On August 26, 1996, the two ex-presidents were found guilty by a three-judge court. Chun was meted out "death," while Roh was sentenced to 22 and a half years in jail. On December 16, the High Court commuted Chun’s sentence to life imprisonment and reduced Roh’s to 17 years. Kim Young Sum told me last Wednesday that before he left office, he had "pardoned" the two former Presidents, on the unwritten condition that they live quiet lives, and not engage in any public or political activity.

"They’re here, to my knowledge, living in Seoul," Young Sam said.

It’s sad that two former opposition leaders who paid their dues in the freedom struggle, being persecuted by General Park Chung-Hee, for instance, and both arrested by that despot, should be at such loggerheads today. Both were authentic heroes of that fight for democracy and freedom. Kim Young Sam, always in opposition, was elected and reelected to the National Assembly 19 times! His picture hangs on one wall, a handsome young man at a microphone, giving a speech as the youngest elected Assemblyman – at the age of 25.

I’ve known Kim Dae Jung much longer, in fact. I first met him 15 years ago when I had dinner with him in his modest home in the city – and, after our dialogue and repast, he had presented me with a laccuered plate containing a poem he had written about freedom. This Nobel Prize laureate, a friend of my hero and former prison cell-mate Ninoy Aquino, became the best-known leader of the opposition in 1973, when agents of the dictator, President Park Chung Hee smashed into his hotel room in Tokyo, drugged him, then crammed him into a steamer trunk, and smuggled him out of Japan for imprisonment by the despot. Initially placed under house arrest, he was later re-arrested and thrown into prison for "inciting" violent demonstrations and student riots against the regime.

It’s said that in the past two years, Kim Dae Jung has been cracking down on certain critics in the press – using, incidentally, the "tax evasion" weapon.

Whether the accusations of his being corrupt can be substantiated, we’ll have to wait and see.
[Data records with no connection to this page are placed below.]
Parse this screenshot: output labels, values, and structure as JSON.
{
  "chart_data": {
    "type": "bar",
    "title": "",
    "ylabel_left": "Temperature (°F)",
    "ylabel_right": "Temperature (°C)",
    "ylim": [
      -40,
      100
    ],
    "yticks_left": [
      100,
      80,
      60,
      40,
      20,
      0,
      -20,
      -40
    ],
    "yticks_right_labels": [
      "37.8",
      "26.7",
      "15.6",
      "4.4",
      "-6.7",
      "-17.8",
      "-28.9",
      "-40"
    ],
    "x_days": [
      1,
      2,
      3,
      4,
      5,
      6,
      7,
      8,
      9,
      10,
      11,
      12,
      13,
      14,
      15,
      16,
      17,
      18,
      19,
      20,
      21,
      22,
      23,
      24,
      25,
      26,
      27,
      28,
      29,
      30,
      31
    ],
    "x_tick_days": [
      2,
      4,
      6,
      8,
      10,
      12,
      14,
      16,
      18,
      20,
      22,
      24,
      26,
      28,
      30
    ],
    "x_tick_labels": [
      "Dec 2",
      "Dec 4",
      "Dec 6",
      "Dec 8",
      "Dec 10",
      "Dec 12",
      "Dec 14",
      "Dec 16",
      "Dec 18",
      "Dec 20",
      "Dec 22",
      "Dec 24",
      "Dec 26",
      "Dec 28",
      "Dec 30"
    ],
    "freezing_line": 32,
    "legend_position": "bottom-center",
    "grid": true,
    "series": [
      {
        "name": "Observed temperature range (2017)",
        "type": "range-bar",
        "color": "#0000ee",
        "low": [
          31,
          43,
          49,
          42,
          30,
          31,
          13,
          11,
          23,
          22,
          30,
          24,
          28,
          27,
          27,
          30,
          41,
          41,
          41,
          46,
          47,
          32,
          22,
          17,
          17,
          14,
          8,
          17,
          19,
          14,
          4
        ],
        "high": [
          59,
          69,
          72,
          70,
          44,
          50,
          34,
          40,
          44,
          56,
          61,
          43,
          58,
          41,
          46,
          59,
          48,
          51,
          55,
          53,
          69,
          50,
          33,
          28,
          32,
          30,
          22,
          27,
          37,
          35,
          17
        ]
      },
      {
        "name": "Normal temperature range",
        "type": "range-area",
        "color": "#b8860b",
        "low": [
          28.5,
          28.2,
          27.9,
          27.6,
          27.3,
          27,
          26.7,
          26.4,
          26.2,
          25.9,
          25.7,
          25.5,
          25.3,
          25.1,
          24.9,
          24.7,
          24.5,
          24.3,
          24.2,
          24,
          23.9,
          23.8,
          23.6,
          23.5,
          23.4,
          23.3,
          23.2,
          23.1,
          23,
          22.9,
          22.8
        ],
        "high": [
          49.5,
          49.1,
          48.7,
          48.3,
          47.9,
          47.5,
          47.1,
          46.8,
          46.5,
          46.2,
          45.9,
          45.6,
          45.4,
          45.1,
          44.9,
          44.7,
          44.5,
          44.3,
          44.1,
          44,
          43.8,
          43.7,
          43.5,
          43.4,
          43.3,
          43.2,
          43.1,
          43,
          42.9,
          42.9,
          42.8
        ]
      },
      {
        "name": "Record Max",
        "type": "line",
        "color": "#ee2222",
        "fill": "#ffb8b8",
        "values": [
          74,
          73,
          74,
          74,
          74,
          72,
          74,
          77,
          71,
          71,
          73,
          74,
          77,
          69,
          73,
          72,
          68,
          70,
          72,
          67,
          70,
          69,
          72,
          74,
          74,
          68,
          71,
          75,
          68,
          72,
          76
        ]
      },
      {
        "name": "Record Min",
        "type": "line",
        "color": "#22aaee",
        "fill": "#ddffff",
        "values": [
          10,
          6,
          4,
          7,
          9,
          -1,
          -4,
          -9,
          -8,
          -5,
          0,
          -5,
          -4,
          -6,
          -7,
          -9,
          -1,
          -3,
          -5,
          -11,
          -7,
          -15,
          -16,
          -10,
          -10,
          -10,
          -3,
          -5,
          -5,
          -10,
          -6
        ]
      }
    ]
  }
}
His party has been losing the latest by-elections, however, and it’s clear that not only he himself, but possibly most of his "Millenium Democratic Party," may be on the way out.

However, as even King Young Sam warned when he declined to let his "choice" be known until a week or two from now: "It’s 100 days to election day" (that was last Wednesday), and "the Korean people have been known to change their minds, depending on events."